Handling HTTP Requests: The function starts by extracting the query and searchTerm from the HTTP request. It checks if the Authorization header is present and extracts the bearer token.
Authentication: Using the bearer token, it obtains an OBO token from Microsoft's identity platform using getOboToken defined above.
Initializing the Graph Client: With the OBO token, it initializes the Microsoft Graph client using initGraphClient defined above.
Document Search: It constructs a search query and sends it to the Microsoft Graph API to find documents based on the searchTerm.
Document Processing: For each document returned by the search:
-
It retrieves the document content using getDriveItemContent.
-
It converts the document to base64 string and restructures it to match the
openaiFileResponse
structure.
Response: The function sends them back in the HTTP response.
module.exports = async function (context, req) {
// const query = req.query.query || (req.body && req.body.query);
const searchTerm = req.query.searchTerm || (req.body && req.body.searchTerm);
if (!req.headers.authorization) {
context.res = {
status: 400,
body: 'Authorization header is missing'
};
return;
}
/// The below takes the token passed to the function, to use to get an OBO token.

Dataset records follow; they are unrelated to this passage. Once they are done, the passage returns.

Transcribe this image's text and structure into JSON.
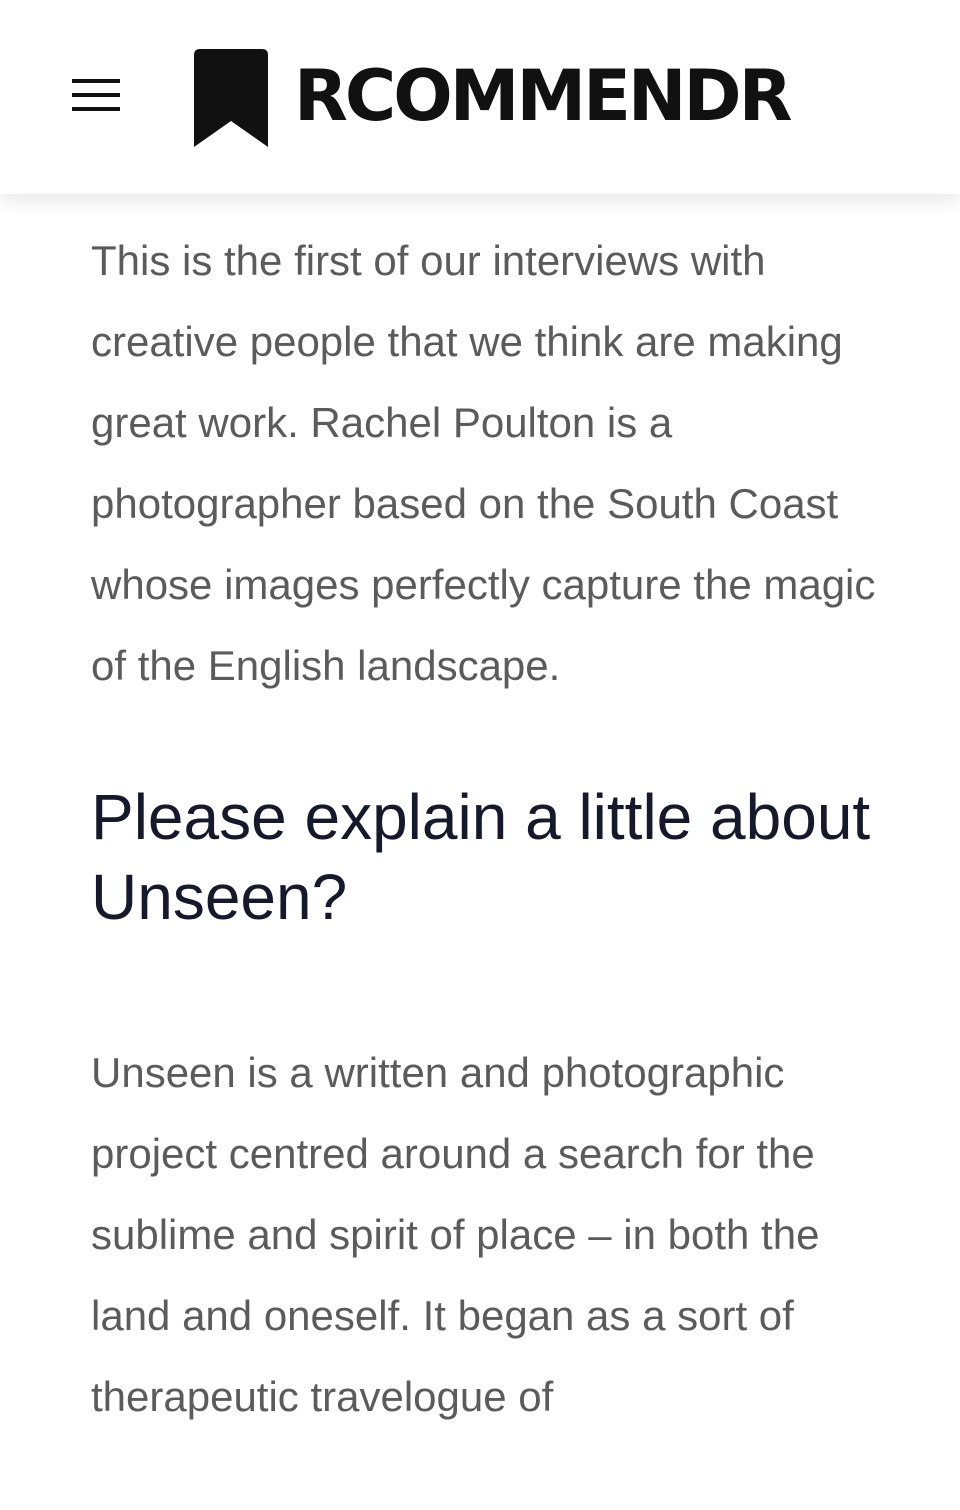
{
  "header": {
    "logo_text": "RCOMMENDR",
    "menu_icon": "hamburger-menu-icon",
    "logo_icon": "bookmark-icon"
  },
  "article": {
    "intro": "This is the first of our interviews with creative people that we think are making great work. Rachel Poulton is a photographer based on the South Coast whose images perfectly capture the magic of the English landscape.",
    "heading": "Please explain a little about Unseen?",
    "answer": "Unseen is a written and photographic project centred around a search for the sublime and spirit of place – in both the land and oneself. It began as a sort of therapeutic travelogue of"
  },
  "colors": {
    "body_text": "#5b5b5b",
    "heading_text": "#15192b",
    "logo": "#111111"
  }
}
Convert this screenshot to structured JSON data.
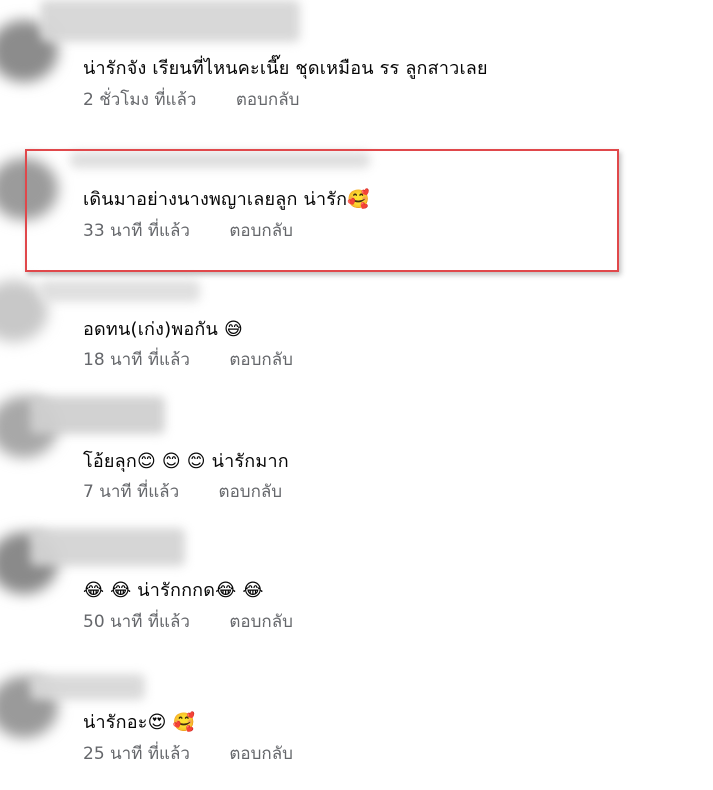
{
  "comments": [
    {
      "text": "น่ารักจัง เรียนที่ไหนคะเนี๊ย ชุดเหมือน รร ลูกสาวเลย",
      "time": "2 ชั่วโมง ที่แล้ว",
      "reply": "ตอบกลับ"
    },
    {
      "text": "เดินมาอย่างนางพญาเลยลูก น่ารัก🥰",
      "time": "33 นาที ที่แล้ว",
      "reply": "ตอบกลับ"
    },
    {
      "text": "อดทน(เก่ง)พอกัน 😅",
      "time": "18 นาที ที่แล้ว",
      "reply": "ตอบกลับ"
    },
    {
      "text": "โอ้ยลุก😊 😊 😊 น่ารักมาก",
      "time": "7 นาที ที่แล้ว",
      "reply": "ตอบกลับ"
    },
    {
      "text": "😂 😂 น่ารักกกด😂 😂",
      "time": "50 นาที ที่แล้ว",
      "reply": "ตอบกลับ"
    },
    {
      "text": "น่ารักอะ😍 🥰",
      "time": "25 นาที ที่แล้ว",
      "reply": "ตอบกลับ"
    }
  ],
  "colors": {
    "highlight_border": "#e0484b",
    "text": "#050505",
    "meta": "#65676b"
  }
}
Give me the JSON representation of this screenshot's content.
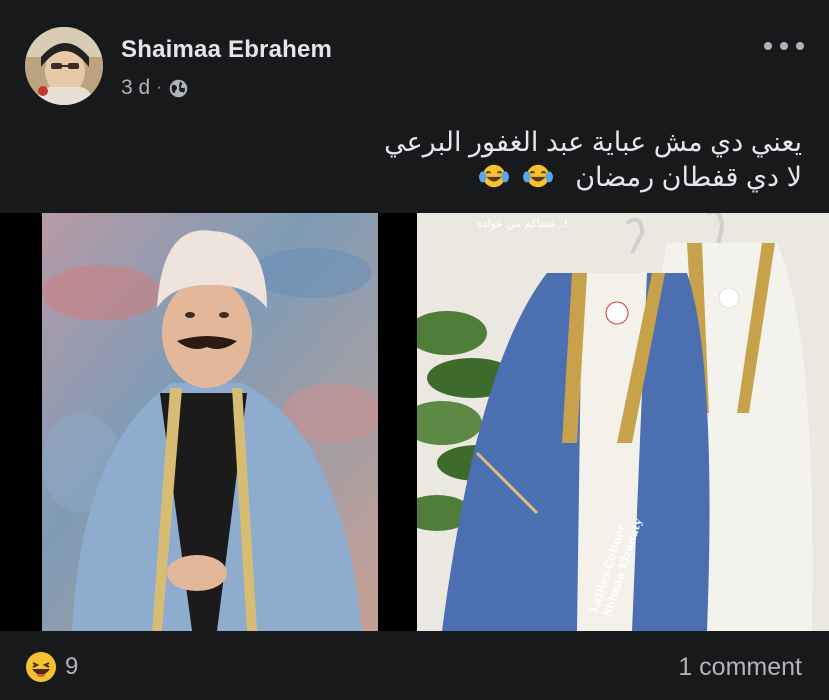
{
  "author": {
    "name": "Shaimaa Ebrahem"
  },
  "meta": {
    "time": "3 d",
    "separator": "·",
    "privacy_icon": "globe-icon"
  },
  "post": {
    "line1": "يعني دي مش عباية عبد الغفور البرعي",
    "line2": "لا دي قفطان رمضان",
    "emojis": [
      "face-with-tears-of-joy",
      "face-with-tears-of-joy"
    ]
  },
  "media": {
    "right_caption": "عساكم من عواده..!",
    "watermark_line1": "LaDies CoRner",
    "watermark_line2": "Shimaa Elzanaty"
  },
  "footer": {
    "reaction_icon": "haha-emoji-icon",
    "reaction_count": "9",
    "comments": "1 comment"
  },
  "colors": {
    "background": "#18191a",
    "primary_text": "#e4e6eb",
    "secondary_text": "#b0b3b8"
  }
}
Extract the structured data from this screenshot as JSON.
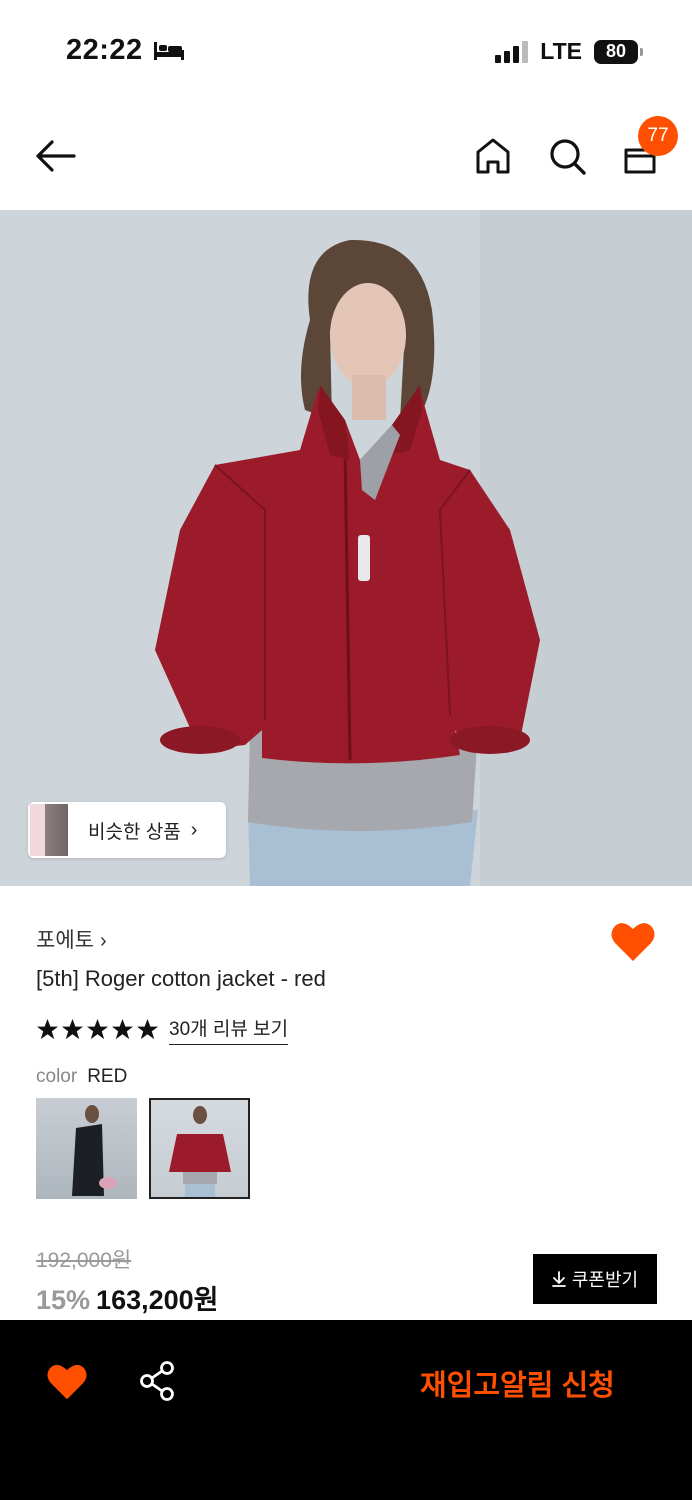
{
  "status_bar": {
    "time": "22:22",
    "network": "LTE",
    "battery": "80"
  },
  "nav": {
    "cart_count": "77"
  },
  "similar": {
    "label": "비슷한 상품",
    "chevron": "›"
  },
  "product": {
    "brand": "포에토",
    "brand_chevron": "›",
    "title": "[5th] Roger cotton jacket - red",
    "review_link": "30개 리뷰 보기",
    "rating": 5,
    "color_key": "color",
    "color_value": "RED",
    "original_price": "192,000원",
    "discount": "15%",
    "price": "163,200원",
    "coupon_label": "쿠폰받기"
  },
  "bottom_bar": {
    "restock_label": "재입고알림 신청"
  },
  "colors": {
    "accent": "#ff4f00",
    "black": "#000000"
  }
}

const bearerToken = req.headers.authorization.split(' ')[1];
let accessToken;
try {
accessToken = await getOboToken(bearerToken);
} catch (error) {
context.res = {
status: 500,
body: `Failed to obtain OBO token: ${error.message}`
};
return;
}
// Initialize the Graph Client using the initGraphClient function defined above
let client = initGraphClient(accessToken);
// this is the search body to be used in the Microsft Graph Search API: https://learn.microsoft.com/en-us/graph/search-concept-files
const requestBody = {
requests: [
{
entityTypes: ['driveItem'],
query: {
queryString: searchTerm
},
from: 0,
// the below is set to summarize the top 10 search results from the Graph API, but can configure based on your documents.
size: 10
}
]
};
try {
// This is where we are doing the search
const list = await client.api('/search/query').post(requestBody);
const processList = async () => {
// This will go through and for each search response, grab the contents of the file and summarize with gpt-3.5-turbo
const results = [];
await Promise.all(list.value[0].hitsContainers.map(async (container) => {
for (const hit of container.hits) {
if (hit.resource["@odata.type"] === "#microsoft.graph.driveItem") {
const { name, id } = hit.resource;
// The below is where the file lives
const driveId = hit.resource.parentReference.driveId;
// we use the helper function we defined above to get the contents, convert to base64, and restructure it
const contents = await getDriveItemContent(client, driveId, id, name);
results.push(contents)
}
}));
return results;
};
let results;
if (list.value[0].hitsContainers[0].total == 0) {
// Return no results found to the API if the Microsoft Graph API returns no results
results = 'No results found';
} else {
// If the Microsoft Graph API does return results, then run processList to iterate through.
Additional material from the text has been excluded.